The reactor is stable, but this is an illusion. It is sitting on a knife’s edge. Anything (a broken pipe, a secondary earthquake, loss of water, etc.) can set off a meltdown. Now, the utility is thinking of importing boric acid and sea water. This represents a very dire situation. Boric acid is used to absorb neutrons (to dampen the chain reaction) which was also used at Chernobyl to stop the accident there. (The Red Air Force was called into dump borated sand and cement onto the flaming core at Chernobyl to entomb the reactor).

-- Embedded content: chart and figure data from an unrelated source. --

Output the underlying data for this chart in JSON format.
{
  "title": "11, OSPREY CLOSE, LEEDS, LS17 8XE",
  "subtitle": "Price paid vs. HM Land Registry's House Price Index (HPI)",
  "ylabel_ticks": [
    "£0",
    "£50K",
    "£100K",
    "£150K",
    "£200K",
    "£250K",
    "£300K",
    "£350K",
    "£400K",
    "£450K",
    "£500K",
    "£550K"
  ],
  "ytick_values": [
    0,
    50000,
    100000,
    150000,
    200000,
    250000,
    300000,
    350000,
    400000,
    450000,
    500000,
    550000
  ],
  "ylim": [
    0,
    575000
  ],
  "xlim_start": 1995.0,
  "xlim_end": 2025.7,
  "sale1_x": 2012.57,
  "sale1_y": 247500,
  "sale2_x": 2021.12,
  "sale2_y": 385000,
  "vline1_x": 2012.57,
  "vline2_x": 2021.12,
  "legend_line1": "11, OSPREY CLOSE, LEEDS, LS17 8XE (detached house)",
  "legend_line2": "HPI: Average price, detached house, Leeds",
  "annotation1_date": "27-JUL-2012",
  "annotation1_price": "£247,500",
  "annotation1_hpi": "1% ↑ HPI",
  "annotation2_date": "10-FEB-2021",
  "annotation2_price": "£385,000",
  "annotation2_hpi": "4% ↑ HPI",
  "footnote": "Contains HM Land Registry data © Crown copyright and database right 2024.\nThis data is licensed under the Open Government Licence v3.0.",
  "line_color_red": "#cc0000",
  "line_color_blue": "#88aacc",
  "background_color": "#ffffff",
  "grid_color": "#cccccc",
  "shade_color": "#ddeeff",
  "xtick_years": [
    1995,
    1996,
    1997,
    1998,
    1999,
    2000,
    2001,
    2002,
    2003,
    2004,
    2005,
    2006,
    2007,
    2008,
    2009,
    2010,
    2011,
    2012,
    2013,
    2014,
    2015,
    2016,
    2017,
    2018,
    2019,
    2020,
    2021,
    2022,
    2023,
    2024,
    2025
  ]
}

Now, there is talk that the ulitity may want to flood the entire building with sea water in order to prevent the core from being exposed and causing a meltdown. This is like driving your run-away car off into a river to stop the engine and car from melting and exploding. This, obviously, would be a last ditch measure to prevent core damage. Flooding the core with sea water creates a whole list of secondary problems (such as contamination, health problems, instability, etc.) but right now, these secondary considerations are the last thing on the minds of the plant operators. They just want to stop the meltdown from happening.”

mattbrowne's avatar

Thanks @Brian1946 for sharing this. The best description I’ve seen so far. And Kaku is a very smart and knowledgable man. Cooling in other plants is failing too, including Tokai which is only 120 km north of Tokyo.

Brian1946's avatar

@mattbrowne

You’re most welcome.
I’m now following Kaku’s tweets.

Here’s his latest post regarding the nuclear disasters.

lylestephens01's avatar

@Brian1946 thats a very useful info, to where i live, text messages of wrong information had been pass that causes misinformation.